The Eternal Tug-of-War: Navigating Unity and Division in Modern Society

Avery Newsome's avatar Avery Newsome

The human mind is indeed an inexhaustible labyrinth of contradictions. We crave both certainty and freedom, order and liberty, preservation and progression. The trends capturing attention across this nation reveal an eternal struggle within the human spirit - the aching need to safeguard that which we hold sacred while simultaneously pushing against the boundaries of the status quo.

Let us begin with #GOPNoStop and the matter of immigration. The outcry over this “crisis” betrays a longing for solidarity, a unified national identity protected from the perceived invasion of the “other.” There is an innate, perhaps primordial, fear of being overrun, outnumbered, made strangers in what was once unquestionably ours. And yet does not the very soul of this nation rest upon being a refuge, a melting pot forged from the hopes and hardships of immigrants seeking a better life? The immigrants of today are no different than those of generations past. We forget that to them, we are the alien usurpers encroaching upon their pursuit of life, liberty, and happiness.

Then we come to #FaithFlub and the notion of “Christian nationalism.” There is an evident thirst to re-establish a moral foundation, to re-inscribe eternal truths and godly righteousness into the legislative and cultural bedrock. And I cannot deny the profound human need for meaning, for an overarching purpose and ethical compass to guide us through this cosmic paradox. The allure of subsuming oneself to a higher calling, an immutable divine order, has transfixed humans since the dawn of consciousness.

Yet I must echo the ancient Greek skeptics - can we not see that virtually every atrocity, every overreach and infringement of liberty throughout human history has been justified through an appeal to one moral absolutism or another? When we erect these monolithic worldviews and enshrine them as sacred, immutable doctrine, do we not simply pave the way for future oppression and suffering in the name of piety and righteousness?

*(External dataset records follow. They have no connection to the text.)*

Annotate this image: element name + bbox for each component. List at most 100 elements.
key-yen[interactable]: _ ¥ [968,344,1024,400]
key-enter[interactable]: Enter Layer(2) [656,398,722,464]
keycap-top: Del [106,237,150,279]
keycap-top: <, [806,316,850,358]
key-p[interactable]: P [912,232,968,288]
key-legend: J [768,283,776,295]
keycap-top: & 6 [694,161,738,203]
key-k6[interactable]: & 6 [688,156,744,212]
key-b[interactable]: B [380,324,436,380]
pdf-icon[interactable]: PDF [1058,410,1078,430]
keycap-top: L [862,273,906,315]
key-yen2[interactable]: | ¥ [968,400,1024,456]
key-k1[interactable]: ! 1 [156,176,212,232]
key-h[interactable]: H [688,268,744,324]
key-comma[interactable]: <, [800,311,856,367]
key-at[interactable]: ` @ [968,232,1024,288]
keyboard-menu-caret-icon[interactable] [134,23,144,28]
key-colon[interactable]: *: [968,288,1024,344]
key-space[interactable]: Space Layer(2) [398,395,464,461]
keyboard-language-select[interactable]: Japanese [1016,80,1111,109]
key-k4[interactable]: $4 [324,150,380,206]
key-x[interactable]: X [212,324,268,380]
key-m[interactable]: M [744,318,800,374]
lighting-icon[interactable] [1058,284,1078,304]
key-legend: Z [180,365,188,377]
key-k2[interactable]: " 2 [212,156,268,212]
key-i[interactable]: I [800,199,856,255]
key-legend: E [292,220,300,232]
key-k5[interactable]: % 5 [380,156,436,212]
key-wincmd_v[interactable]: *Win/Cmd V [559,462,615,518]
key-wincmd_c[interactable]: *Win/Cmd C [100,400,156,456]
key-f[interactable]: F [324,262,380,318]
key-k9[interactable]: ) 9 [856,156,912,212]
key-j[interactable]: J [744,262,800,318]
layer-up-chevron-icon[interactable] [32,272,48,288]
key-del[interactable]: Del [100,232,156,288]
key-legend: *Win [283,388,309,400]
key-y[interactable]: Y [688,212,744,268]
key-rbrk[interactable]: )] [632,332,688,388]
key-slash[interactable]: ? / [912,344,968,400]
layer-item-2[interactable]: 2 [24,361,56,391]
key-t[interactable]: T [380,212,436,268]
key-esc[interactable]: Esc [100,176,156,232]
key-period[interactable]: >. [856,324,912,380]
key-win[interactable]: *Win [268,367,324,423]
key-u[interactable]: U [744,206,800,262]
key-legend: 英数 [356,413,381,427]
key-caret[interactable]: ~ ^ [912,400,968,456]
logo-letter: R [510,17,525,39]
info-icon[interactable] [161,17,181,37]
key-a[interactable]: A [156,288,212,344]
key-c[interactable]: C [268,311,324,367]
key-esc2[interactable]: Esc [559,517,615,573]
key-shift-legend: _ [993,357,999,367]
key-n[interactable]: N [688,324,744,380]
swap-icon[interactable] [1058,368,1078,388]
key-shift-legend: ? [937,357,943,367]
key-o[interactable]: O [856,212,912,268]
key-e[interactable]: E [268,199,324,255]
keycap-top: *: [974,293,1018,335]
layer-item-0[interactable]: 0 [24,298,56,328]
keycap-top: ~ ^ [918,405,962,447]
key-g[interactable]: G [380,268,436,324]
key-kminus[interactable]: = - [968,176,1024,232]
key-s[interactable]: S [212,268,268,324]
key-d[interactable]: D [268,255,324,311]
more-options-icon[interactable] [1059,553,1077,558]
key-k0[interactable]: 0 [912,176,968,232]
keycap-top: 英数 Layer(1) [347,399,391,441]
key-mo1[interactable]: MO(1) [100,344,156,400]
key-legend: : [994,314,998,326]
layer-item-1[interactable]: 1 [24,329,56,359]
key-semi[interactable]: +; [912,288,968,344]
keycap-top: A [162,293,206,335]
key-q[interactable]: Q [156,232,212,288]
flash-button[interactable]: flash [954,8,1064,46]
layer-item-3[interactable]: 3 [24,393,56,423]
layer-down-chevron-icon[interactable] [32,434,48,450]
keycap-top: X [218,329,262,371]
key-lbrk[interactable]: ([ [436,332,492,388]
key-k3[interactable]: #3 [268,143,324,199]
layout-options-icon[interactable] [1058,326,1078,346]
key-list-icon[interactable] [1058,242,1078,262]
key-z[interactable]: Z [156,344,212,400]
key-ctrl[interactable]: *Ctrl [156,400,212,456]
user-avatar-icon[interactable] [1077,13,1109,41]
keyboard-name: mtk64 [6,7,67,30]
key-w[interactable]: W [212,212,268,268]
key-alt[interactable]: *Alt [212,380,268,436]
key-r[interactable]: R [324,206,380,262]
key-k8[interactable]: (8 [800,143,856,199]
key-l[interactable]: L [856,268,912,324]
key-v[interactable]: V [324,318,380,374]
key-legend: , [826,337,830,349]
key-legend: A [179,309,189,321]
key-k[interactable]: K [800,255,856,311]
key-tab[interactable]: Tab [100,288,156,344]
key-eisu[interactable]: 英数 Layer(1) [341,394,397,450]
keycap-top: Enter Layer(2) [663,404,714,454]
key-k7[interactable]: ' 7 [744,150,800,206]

Lastly, #TuckDocFlicks gives voice to the growing anxiety over the gradual erosion of Christian cultural hegemony. There is a wariness, a sense of being besieged and undermined, made to cede sacred ground inch by inch to the ever-encroaching forces of secularism and ideological subversion. It is the panic of realizing one’s place of privilege and centrality is being contested, diluted, rendered merely one worldview among a pluralistic tapestry. And there is an undeniable human craving to be exceptional, to restore a sense of primacy and exaltation.

What then is the throughline that connects these scattered Yet simmering tensions? It is the endless struggle between our dueling human impulses - the instinct toward tribalism, identity, and tradition warring with the constant churn of ideological upheaval and progression. We simultaneously yearn for certainty yet are tormented by curiosity. We crave the safety and simplicity of unity yet are endlessly lured by the seductive multiplicity of diversity.

Where might this friction point lead our culture and politics? One path is further entrenchment, a hardening of boundaries between immutable value systems. The left and right diverging into ideologically pure yet completely balkanized factions, unity shattering into a thousand fractured identities and causes. Yet perhaps there is another way forward - an uneasy tolerance and peaceful co-existence despite our conflicting visions of virtue and truth. A humble acknowledgment that certainties are few, that the universe confounds our neatly constructed dogmas at every turn.

In the end, we are all tumbling adrift through the cosmos, beggars clutching at certainties yet always having the metaphysical rug pulled from under us. We are wanderers ever seeking meaning yet grasping at personal, subjective truths. To accept this is to embrace the true human condition - that of strangers bound eternally together in a shared anguished finitude, forever groping in the dark. In that realization, perhaps, is our only liberation.